Astier de Villatte has been making handmade ceramics in Paris since 1996, following in the tradition of the great 18th century Parisian ceramic studios.
The most famous Parisian manufacturer, Pont-aux-Choux, produced thousands of ceramic pieces between 1743 and 1788, right in the heart of the Latin Quarter. Other ceramic studios subsequently prospered in the Paris region, notably the Creil and Montereau studios in the 19th century, and the pottery makers of Choisy-le-Roi, whose workshops closed in 1938. Successor to these famous manufacturers, Astier de Villatte is now the one and only major studio to keep the tradition of artisanal ceramic production in Paris alive. 

The Astier de Villatte designers draw inspiration from the history of decorative arts, folk art, and abandoned objects found in skips. They long to create new and original pieces that appear to have always existed: imaginary witnesses to a Paris of dreams. Artisanal production gives each ceramic object a unique aspect. Handcrafted and left to dry naturally, each piece differs from the rest. The white enamel unpredictably exposes bits of brown clay, and the occasional bumps, indentations, transparencies and small holes are considered qualities that breathe life and authenticity into each unique ceramic piece.

The production process has been developed by the Astier de Villatte creative team, updating ancestral systems of moulding and stamping that had fallen into disuse. The technique, primarily used in sculpture, was passed on to the designers by their professors at the École des Beaux Arts in Paris. Each ceramic piece is handcrafted from a sheet of clay that is placed onto a mould. The clay is sourced from quarries in the Paris basin. Even the clay sheet is handmade, which is especially rare as most artisans prefer to use a slab rolling machine.

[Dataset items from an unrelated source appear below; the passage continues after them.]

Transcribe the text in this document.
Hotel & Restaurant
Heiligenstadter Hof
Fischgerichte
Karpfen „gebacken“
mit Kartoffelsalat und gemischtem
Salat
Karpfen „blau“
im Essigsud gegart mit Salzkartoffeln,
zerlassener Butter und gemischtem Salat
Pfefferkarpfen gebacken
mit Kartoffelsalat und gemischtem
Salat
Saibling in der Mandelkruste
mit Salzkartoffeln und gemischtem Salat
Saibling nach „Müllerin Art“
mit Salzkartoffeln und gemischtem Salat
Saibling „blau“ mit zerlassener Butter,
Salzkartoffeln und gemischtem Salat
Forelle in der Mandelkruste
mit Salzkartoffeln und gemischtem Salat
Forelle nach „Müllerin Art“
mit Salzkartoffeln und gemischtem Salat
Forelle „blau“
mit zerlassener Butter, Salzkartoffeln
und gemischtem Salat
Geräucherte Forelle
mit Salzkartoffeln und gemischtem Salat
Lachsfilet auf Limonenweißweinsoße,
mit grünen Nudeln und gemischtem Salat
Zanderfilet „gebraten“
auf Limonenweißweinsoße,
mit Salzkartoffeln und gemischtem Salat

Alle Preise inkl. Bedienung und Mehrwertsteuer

Once removed from the moulds, the different elements making up a cup (for example) are then put together and shaped by hand before being fired for the first time.
The terra cotta piece thus obtained, known as biscuit, is enamelled using a technique specific to Astier de Villatte and then fired for a second time. The enamel contains no lead or cadmium in accordance with European legislation.

The production process is very intricate and time consuming. Each artisan is specialised in the manufacture of certain pieces, and makes them from start to finish. The only requirement is to make a beautiful object, and so the production time is consequently rather lengthy. Drying times also must be respected between the various stages of the process. It therefore takes about two weeks to make a cup. Each piece is engraved with the brand signature, an interlacing A and V, as well as the initials of the artisan who made it. 

Designers of furniture, tableware and ceramic objects for the home, as well as scented products, Ivan Pericoli and Benoît Astier de Villatte founded their company in 1996. Without knowing anything about tableware, they started the little company with a group of siblings from the Astier de Villatte family and friends from the École des Beaux Arts in Paris. Together they imagined and made ‘objects of dreams’: furniture inspired by bits and bobs found on the pavement at night, by items unearthed at Emmaüs charity shops, the Vanves flea market and thrift stores. Adapting the sculpting techniques they had learned at the École des Beaux Arts, they had fun creating everyday ceramic objects to decorate the table and home. The result was entirely original and exhilarating. The first collections were concocted with the Astier de Villatte family, in the parental home of Alexandre and Benoît Astier de Villatte. Before long, they moved to a basement studio in avenue Daumesnil. Ideas burgeoned, creative talents collided (sometimes fiercely), but the adventure had begun. They set up their first stand at the ‘Maison et Objet’ show in September 1996 and it was a mad, souk-like event. Orders flocked in from all over the world. Thereafter, Astier de Villatte pieces were sold directly from the studio and in a few ultra-Parisian stores.

Little by little, the group disbanded. From then on, Ivan Pericoli and Benoît Astier de Villatte were to steer the company’s destiny. With no advertising strategy, its reputation was built by word of mouth.
In 2000, they finally came across the shop of their dreams on the rue Saint-Honoré, close to the Palais Royal and the Louvre museum. Immediately afterwards, they left the constrictively small Daumesnil studio and moved to an enormous production space with natural light on boulevard Masséna in Paris. There, they could manage all the orders flowing in. No question of leaving the city or moving toofar from the boutique. At the time, there were about twenty artisans to work on client orders coming in from across the globe, under the leadership of furniture maker, Alexandre. Ivan Pericoli and Benoît Astier de Villatte then enlisted two associates and friends: stylist- designer, Emilie Mazeaud; and webmaster William Simon, who was to develop the website to reflect their style.

Then, in 2008, the novelty scented dishwashing liquid (made for fun and sold in the thousands) propelled them into the magical world of scented products. In collaboration with their associate, Emilie Mazeaud, and Françoise Caron, star perfumer at the Japanese fragrance company Takasago, they launched their Eaux de Cologne, hand care products and the first collection of scented candles, which took on the enchanting theme of an olfactory journey around the world.